NLP to SQL Queries | Ashna Arora

GitHub Repository: View on GitHub

Introduction

This project demonstrates how to build and deploy a FastAPI application that translates natural language questions into SQL queries and runs them against a dataset hosted in Amazon Athena. The entire pipeline is containerized, stored in Amazon ECR, and deployed on an AWS EKS cluster, accessible via a public endpoint.

Problem

Data analysts and non-technical stakeholders often struggle to query data if they don’t know SQL. A natural language interface can bridge this gap, allowing anyone to get insights from data using plain English.

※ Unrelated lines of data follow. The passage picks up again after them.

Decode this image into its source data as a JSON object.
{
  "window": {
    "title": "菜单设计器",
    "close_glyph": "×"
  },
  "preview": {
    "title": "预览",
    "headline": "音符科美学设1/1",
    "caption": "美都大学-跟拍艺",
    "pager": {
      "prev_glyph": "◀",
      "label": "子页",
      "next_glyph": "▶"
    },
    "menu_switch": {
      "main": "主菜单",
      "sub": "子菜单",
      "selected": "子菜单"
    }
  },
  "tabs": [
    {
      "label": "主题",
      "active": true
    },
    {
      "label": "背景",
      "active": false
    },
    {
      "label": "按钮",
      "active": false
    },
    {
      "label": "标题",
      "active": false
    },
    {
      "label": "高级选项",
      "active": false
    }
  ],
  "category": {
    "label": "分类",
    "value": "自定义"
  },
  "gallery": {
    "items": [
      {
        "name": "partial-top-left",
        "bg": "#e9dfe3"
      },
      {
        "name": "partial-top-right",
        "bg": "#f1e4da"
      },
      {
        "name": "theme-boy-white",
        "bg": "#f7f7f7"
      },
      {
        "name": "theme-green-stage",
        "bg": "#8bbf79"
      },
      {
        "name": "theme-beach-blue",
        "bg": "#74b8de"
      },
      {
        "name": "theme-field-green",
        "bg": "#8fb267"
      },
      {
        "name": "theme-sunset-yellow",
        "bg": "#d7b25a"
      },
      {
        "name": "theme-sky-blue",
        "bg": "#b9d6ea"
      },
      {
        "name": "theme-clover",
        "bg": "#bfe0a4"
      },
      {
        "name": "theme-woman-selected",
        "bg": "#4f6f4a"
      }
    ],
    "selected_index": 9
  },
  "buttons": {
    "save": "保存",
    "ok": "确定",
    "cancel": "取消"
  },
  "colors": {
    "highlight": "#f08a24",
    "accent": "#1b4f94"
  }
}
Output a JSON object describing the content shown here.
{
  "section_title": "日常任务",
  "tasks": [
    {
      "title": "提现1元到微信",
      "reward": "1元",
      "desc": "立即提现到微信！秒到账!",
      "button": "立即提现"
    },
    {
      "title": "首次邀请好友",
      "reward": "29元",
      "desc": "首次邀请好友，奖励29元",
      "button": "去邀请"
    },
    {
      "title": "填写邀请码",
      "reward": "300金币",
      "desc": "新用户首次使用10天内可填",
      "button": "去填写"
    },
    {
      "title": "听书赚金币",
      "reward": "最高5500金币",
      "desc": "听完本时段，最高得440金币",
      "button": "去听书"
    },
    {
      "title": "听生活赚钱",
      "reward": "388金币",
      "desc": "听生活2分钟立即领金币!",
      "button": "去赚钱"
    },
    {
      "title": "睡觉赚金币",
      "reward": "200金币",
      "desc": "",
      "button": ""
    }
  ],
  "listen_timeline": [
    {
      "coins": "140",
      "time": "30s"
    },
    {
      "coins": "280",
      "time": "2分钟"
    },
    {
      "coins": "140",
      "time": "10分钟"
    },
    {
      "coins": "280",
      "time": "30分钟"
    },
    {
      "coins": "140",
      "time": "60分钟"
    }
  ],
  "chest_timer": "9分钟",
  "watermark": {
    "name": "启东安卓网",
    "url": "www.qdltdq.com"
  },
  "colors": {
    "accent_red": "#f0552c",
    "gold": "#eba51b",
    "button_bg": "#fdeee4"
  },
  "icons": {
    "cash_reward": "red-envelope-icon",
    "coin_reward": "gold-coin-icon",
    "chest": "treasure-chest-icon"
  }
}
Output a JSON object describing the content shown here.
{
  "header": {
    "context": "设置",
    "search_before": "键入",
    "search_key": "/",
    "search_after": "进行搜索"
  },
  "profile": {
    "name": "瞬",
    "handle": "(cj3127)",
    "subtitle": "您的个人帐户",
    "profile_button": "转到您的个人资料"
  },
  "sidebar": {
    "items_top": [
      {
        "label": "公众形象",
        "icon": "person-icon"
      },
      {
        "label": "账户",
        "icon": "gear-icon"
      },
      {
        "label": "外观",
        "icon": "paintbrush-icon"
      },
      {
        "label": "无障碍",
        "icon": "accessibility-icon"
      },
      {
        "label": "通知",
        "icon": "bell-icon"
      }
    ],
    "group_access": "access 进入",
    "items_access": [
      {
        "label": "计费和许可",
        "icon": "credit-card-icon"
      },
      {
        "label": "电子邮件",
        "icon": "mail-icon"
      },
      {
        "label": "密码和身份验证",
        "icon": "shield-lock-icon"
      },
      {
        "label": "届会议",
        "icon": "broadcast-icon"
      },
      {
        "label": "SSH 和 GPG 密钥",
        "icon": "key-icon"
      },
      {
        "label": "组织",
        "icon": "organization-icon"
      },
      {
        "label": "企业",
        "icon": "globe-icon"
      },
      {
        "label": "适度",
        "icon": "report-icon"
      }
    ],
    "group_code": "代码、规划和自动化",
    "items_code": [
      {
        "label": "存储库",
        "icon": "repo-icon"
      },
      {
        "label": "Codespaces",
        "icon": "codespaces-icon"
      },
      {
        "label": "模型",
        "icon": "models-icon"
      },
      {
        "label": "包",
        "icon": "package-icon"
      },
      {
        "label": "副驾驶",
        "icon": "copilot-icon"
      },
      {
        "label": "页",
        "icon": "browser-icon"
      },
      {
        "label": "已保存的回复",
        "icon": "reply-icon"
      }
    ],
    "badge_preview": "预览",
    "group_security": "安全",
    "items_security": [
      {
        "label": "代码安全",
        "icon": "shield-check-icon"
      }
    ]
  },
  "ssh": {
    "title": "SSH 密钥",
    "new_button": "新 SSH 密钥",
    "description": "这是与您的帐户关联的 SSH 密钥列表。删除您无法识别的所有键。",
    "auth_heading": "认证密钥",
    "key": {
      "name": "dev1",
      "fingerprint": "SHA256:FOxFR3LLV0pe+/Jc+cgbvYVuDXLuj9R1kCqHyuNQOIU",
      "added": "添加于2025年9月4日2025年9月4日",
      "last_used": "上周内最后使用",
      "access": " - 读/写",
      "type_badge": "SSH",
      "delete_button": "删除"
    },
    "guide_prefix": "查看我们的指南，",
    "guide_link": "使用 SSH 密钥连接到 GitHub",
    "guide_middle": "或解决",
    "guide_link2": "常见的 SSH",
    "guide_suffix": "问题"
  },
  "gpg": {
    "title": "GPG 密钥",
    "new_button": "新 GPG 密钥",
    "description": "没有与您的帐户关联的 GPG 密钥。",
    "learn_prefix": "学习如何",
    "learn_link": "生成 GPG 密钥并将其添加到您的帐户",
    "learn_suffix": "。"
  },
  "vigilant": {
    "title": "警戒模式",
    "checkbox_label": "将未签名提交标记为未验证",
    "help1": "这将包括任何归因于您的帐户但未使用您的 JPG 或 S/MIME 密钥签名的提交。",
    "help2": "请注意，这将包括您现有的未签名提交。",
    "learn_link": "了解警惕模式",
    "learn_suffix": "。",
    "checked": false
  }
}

In this service, users can type a question in plain English (e.g., “Show me all products ordered in July”), and the system generates the corresponding SQL query, executes it against the database, and returns the results in a CSV file - all without touching SQL.

Approach

Application Development
- Built with FastAPI to handle HTTP requests.
- Integrated OpenAI API to translate natural language into SQL queries.
- Connected to Amazon Athena to execute SQL queries on S3-hosted data.
Containerization
- Created a multi-architecture Docker image supporting amd64 and arm64.
- Stored images in Amazon ECR.
Continuous Integration & Deployment
- Used GitHub Actions to automate:
  - Building the Docker image.
  - Pushing it to ECR.
  - Deploying updates to EKS.
Infrastructure
- Deployed on an AWS EKS cluster.
- Exposed via a LoadBalancer service to get a public URL.

Results

Successfully deployed a public API where users can send natural language questions and receive SQL results.
Achieved end-to-end automation from code commit to deployment.
Validated scalability on AWS infrastructure.

Challenges

GitHub Actions not triggering due to missing workflow events.
Docker architecture mismatch (built on ARM Mac, deployed on AMD AWS nodes).
OpenAI API quota issues causing runtime errors.
Kubernetes CrashLoopBackOff errors due to missing environment variables.
Cost management — keeping EKS running racks up charges quickly.

How I Solved

Added on: push triggers in GitHub Actions to automate builds.
Used --platform linux/amd64 in Docker builds to match AWS node architecture.
Stored sensitive credentials (OpenAI API key, AWS creds) in GitHub Secrets and Kubernetes secrets.
Implemented cleanup scripts to delete EKS clusters, ECR repos, and S3 data to avoid extra costs.

Conclusion

This project demonstrates the full lifecycle of deploying an NLP-to-SQL application in the cloud, from local development to production deployment on AWS. It also highlights the importance of CI/CD, cross-platform containerization, and cost management.

Future Improvements

Implement caching to reduce repeated OpenAI calls and save on API costs.
Add authentication and rate-limiting for the public API.
Expand support for multiple databases beyond Athena.
Enhance natural language processing for more complex queries.
Add monitoring and logging dashboards using AWS CloudWatch and Grafana.